Advogato has been under a sustained attack from spammers since 11:00 UTC Sunday. The attack is originating from a botnet of at least several hundred nodes with world wide distribution. The attack is automated and creates 10 to 20 new user accounts with large, spam-filled blog posts every minute. I discovered the attack around two hours after it started and immediately turned off new account creation.
Mod_virgule buffers the 100 most recent new accounts for display in the "recent people joining" box on the front page. The attackers had blown past that number pretty quickly, requiring me to use the web server logs to track down and remove the bad accounts. Once removed, it left the recent accounts buffer completely empty. It will fill up again once I'm able to turn new account creation back on.
I spent a while Sunday logging and blocking IPs for individual nodes of the attacking botnet but basically gave up after blocking the first hundred or so. With account creation off, the attackers fail to create accounts and what we're left with is a low-level DDoS attack.
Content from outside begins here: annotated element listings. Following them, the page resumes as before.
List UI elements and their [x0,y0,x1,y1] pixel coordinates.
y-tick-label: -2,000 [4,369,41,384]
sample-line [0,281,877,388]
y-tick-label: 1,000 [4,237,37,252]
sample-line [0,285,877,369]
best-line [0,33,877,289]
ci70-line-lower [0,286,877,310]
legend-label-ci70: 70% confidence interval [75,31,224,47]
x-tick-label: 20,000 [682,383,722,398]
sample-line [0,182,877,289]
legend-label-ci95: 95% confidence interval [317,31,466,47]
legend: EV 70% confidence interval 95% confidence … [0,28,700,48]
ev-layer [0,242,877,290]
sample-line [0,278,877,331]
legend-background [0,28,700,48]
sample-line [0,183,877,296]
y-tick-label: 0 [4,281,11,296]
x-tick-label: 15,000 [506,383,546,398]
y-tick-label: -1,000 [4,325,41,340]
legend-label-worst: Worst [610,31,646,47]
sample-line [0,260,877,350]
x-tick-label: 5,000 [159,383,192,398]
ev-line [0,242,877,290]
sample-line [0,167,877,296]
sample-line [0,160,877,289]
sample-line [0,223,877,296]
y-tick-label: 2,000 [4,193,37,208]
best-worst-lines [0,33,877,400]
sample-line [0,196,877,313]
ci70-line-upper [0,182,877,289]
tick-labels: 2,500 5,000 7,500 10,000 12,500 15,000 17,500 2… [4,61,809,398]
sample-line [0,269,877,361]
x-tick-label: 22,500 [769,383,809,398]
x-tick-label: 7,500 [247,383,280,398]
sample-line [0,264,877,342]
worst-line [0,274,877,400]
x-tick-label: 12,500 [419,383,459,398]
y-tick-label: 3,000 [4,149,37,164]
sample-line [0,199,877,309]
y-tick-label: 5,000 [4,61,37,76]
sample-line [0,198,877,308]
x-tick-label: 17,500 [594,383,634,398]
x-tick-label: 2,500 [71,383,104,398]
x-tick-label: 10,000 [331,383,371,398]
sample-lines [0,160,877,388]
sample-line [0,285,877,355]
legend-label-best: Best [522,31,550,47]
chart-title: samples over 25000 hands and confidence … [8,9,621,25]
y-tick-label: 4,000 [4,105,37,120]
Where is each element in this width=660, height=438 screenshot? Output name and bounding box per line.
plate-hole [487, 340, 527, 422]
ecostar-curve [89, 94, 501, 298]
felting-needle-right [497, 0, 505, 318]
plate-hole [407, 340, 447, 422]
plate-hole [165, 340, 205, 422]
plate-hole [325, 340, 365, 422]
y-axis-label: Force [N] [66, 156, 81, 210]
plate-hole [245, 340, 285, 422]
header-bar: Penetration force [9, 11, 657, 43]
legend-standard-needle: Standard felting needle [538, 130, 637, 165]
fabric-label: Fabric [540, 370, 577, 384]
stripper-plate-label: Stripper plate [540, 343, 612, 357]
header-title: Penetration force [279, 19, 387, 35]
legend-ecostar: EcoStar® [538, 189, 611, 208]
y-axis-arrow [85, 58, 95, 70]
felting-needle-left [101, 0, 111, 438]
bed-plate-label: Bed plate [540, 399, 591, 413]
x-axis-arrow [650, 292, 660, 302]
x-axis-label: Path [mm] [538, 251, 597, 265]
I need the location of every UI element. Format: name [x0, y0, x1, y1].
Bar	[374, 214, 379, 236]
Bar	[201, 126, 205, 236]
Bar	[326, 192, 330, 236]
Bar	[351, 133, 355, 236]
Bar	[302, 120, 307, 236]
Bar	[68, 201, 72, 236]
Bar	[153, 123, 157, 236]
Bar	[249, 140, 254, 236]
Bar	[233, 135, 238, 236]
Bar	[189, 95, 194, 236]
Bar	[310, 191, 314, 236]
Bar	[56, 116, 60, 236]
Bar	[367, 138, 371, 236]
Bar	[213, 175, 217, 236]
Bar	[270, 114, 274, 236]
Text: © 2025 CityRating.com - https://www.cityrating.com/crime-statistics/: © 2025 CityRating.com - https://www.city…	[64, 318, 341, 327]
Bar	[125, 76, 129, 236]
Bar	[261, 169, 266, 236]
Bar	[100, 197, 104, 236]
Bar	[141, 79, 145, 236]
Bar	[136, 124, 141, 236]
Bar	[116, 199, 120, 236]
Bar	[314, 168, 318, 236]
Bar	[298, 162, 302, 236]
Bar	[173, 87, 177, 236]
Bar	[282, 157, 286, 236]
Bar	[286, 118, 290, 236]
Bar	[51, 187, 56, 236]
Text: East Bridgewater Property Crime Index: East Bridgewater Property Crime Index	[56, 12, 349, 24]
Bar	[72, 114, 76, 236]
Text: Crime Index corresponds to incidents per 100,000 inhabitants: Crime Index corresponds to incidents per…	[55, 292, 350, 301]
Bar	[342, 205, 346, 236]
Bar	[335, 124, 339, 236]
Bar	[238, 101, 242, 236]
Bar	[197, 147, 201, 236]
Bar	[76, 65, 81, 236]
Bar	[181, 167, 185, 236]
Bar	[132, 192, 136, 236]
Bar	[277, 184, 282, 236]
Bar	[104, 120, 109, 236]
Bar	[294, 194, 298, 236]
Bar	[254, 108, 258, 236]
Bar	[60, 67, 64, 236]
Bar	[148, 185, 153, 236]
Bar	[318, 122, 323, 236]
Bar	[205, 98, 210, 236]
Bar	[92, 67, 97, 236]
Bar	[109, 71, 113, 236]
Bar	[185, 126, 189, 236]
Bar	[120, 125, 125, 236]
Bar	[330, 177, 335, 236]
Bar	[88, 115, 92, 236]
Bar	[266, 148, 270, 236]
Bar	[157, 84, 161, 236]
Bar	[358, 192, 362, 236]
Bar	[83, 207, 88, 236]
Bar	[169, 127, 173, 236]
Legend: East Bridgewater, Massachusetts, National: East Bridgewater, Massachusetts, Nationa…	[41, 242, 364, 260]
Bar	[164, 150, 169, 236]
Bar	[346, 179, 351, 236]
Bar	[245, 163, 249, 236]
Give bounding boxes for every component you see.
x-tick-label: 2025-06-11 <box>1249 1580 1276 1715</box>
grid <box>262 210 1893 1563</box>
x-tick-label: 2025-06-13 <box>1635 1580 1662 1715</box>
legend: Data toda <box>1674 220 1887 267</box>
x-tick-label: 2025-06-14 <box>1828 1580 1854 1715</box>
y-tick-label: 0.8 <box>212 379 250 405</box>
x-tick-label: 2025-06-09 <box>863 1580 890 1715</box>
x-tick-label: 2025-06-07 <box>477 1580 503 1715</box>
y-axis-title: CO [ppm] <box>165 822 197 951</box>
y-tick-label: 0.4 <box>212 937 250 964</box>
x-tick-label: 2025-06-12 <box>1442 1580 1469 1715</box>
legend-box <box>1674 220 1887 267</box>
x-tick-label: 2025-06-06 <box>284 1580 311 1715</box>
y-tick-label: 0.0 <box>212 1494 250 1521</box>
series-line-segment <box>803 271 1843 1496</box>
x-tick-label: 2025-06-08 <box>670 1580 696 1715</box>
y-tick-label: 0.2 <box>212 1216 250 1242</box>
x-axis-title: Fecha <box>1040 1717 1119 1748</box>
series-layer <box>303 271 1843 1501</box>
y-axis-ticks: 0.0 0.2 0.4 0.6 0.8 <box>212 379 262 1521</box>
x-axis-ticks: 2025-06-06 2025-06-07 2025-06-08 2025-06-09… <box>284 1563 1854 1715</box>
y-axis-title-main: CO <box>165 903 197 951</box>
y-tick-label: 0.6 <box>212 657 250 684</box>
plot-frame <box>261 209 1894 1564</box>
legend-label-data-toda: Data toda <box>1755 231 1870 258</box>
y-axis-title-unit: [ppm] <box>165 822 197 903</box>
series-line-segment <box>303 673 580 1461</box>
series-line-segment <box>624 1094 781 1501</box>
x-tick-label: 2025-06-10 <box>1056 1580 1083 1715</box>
The bandwidth being used isn't disabling and hopefully the attacker will give up once they realize no new accounts are being created.
The switch to the libxml2 HTML parser solved a lot of internal problems but as some of you have noticed, it introduced a new one. Libxml2 "thinks" in XML and when it comes across a set of HTML tags with no content, such as <em></em> it turns that into a self-closing tag: <em /> which is great if you're viewing the result with an XML parser but most browser HTML parsers can't parse certain tags as self-closing and see the tag as an open with no corresponding close. This has the effect of including all the subsequent markup on the page inside the offending tag, usually terminating display of the page.
It looks like only a handful of tags produce this effect, so it should be possible to filter them out. It may be possible to drop empty tag pairs before parsing or convert them back to open/close pairs.
Redi: in theory yes but the mod_virgule codebase is scary mix of HTML 4 (and earlier), XHTML, and XML. Throw in the random markup coming in from syndicated blogs and the resulting tag soup is very difficult to normalize without breaking something. However, incoming blog markup was previously being normalized to XHTML by libxml2 and I'm thinking now, we may have to switch that to HTML 4 to force the open/close tags. The function you mention produces different output depending on what markup type is specified on the tree (or on the individual node). So, parse the blog, walk the tree forcing it all to HTML 4, then ask libxml2 to export it. Maybe... I'm doing some work on the code today, so I'll let you know.
Another Update: I've got some code changes in that might (or might not) help with the broken tag problem. We'll have to see if any incoming blog posts break anything over the next day or so. Nothing new on the spam attack, it's still going strong. I'm going to look at implementing a few more security features in the code that might allow us to turn account creation back on without waiting for the attack to subside.